« Les problèmes posés par le vieillissement des personnes souffrant d'un handicap physique ou mental prennent une importance croissante et ils ne devraient faire que s'amplifier dans les années à venir. » Au moins 150 000 personnes handicapées devraient atteindre l'âge de 60 ans au cours des dix prochaines années. C'est fort de ce constat que le Haut Conseil de la population et de la famille a rendu public un avis, le 25 novembre, sur le vieillissement de ces publics.
Il y déplore, tout d'abord, les lacunes dans l'estimation du nombre des personnes en cause, de leurs caractéristiques et de leur situation administrative. Tout en relevant l'apport de l'enquête Handicaps-Incapacités-Dépendance (HID) (1), il lui apparaît donc nécessaire, à l'instar du Conseil économique et social (2), que soit élaboré un rapport public à destination du Parlement, sur la situation des personnes handicapées et la politique menée à leur égard. Ce document, d'une périodicité tri-annuelle, devrait isoler les problèmes spécifiques liés au vieillissement de ces personnes.
Dans le second volet de son avis, le Haut Conseil souhaite que l'action publique soit construite autour de cinq principes :le souci de la dignité des personnes handicapées, notamment par une prévention efficace de tout risque de maltraitance ; la possibilité pour les intéressés et leur entourage de choisir leur mode de résidence, le lieu et la forme de leur activité, quel que soit l'endroit où ils vivent ; la stabilité de leur environnement, c'est-à-dire une continuité de leur mode d'hébergement et de leurs activités ; la nécessité de compenser les conséquences du handicap dans la vie sociale ; l 'adaptation des solutions au type de handicap .
Au-delà, le conseil veut « gommer les effets négatifs du couperet des 60 ans », les dispositifs sociaux changeant profondément à cette occasion.
Relevant que l'existence d'une limite d'âge pour le travail et l'hébergement dans des institutions spécifiques est à l'origine d'un bouleversement des conditions de vie de beaucoup des personnes handicapées et que, par ailleurs, le passage de ce seuil change la nature des prestations auxquelles ces dernières sont susceptibles d'avoir droit (3), l'instance recommande, en premier lieu, de favoriser la continuité de vie. Un souci de stabilité qui impose que soient développés l'aide et les soins à domicile afin que les personnes handicapées qui le souhaitent puissent continuer de vivre chez elles ou auprès de parents. La continuité des solutions d'hébergement, si elle doit être permise aux handicapés, est, quant à elle, plus difficile à mettre en œuvre, admet le conseil, en raison de la pénurie de places dans les structures. En tout état de cause, l'avis insiste sur la formation - et en nombre suffisant - des personnels spécialisés dans les soins et l'accompagnement des intéressés, en institution ou à domicile. Il s'interroge aussi sur la pertinence d'une retraite automatique à 60 ans pour les handicapés quand leur activité professionnelle est un élément central de leur projet de vie. Et pense qu'une certaine souplesse pourrait être encouragée, « ce qui suppose sans doute un accroissement de l'offre de places en centres d'aide par le travail ».

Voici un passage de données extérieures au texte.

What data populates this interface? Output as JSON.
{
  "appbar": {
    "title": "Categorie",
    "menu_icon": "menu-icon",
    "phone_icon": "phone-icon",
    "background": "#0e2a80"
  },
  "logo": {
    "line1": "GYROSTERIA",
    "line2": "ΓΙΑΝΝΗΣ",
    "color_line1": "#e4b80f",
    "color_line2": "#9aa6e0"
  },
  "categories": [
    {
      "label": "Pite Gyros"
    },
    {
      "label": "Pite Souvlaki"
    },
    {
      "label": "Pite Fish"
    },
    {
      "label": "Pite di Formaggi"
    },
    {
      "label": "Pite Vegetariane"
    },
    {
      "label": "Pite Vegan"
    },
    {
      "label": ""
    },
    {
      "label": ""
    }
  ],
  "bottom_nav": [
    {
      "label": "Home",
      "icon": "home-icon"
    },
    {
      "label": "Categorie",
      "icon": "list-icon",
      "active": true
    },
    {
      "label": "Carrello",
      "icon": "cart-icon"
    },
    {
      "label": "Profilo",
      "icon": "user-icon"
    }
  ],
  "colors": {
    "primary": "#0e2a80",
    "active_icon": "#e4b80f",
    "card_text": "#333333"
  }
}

Le Haut Conseil de la population et de la famille regrette également l'inégalité du mode de prise en charge des personnes handicapées dès lors qu'elles atteignent 60 ans. En effet, celles qui avaient jusque-là une place en établissement, continuent de voir leur hébergement et leurs soins assumés « de manière très complète par le département et l'assurance maladie », contrairement à celles qui vivaient chez elles. Lesquelles doivent davantage contribuer au financement de leurs soins et de leur éventuel hébergement en maison de retraite. Aussi le conseil juge-t-il essentiel que toutes se voient offrir « le même soutien, à ce stade de leur vie, qu'elles aient résidé dans leur famille ou dans une institution adaptée ».
Enfin, il s'alarme de la disparité des critères d'attribution des allocations pour les personnes handicapées- essentiellement médicaux avant 60 ans, fonctionnels au-delà dans le cadre de l'allocation personnalisée d'autonomie (appréciation d'une dépendance et non plus d'un handicap). Et appelle de ses vœux une réflexion sur la révision des mécanismes d'attribution des aides « afin d'éviter toute rupture ou toute éviction d'un handicapé par le franchissement de cette limite d'âge ».
Autant de pistes qui doivent, selon la Haute Instance, trouver toute leur place dans le cadre du chantier de rénovation de la loi du 30 juin 1975 en faveur des personnes handicapées. La question du vieillissement devant, d'après elle, faire l'objet de dispositions spécifiques.
(1) Voir ASH n° 2280 du 11-10-02.
(2) Voir ASH n° 2180 du 15-09-00.
(3) L'allocation aux adultes handicapés est supprimée au profit, le cas échéant, d'une pension de vieillesse, qui peut être complétée par l'allocation personnalisée d'autonomie.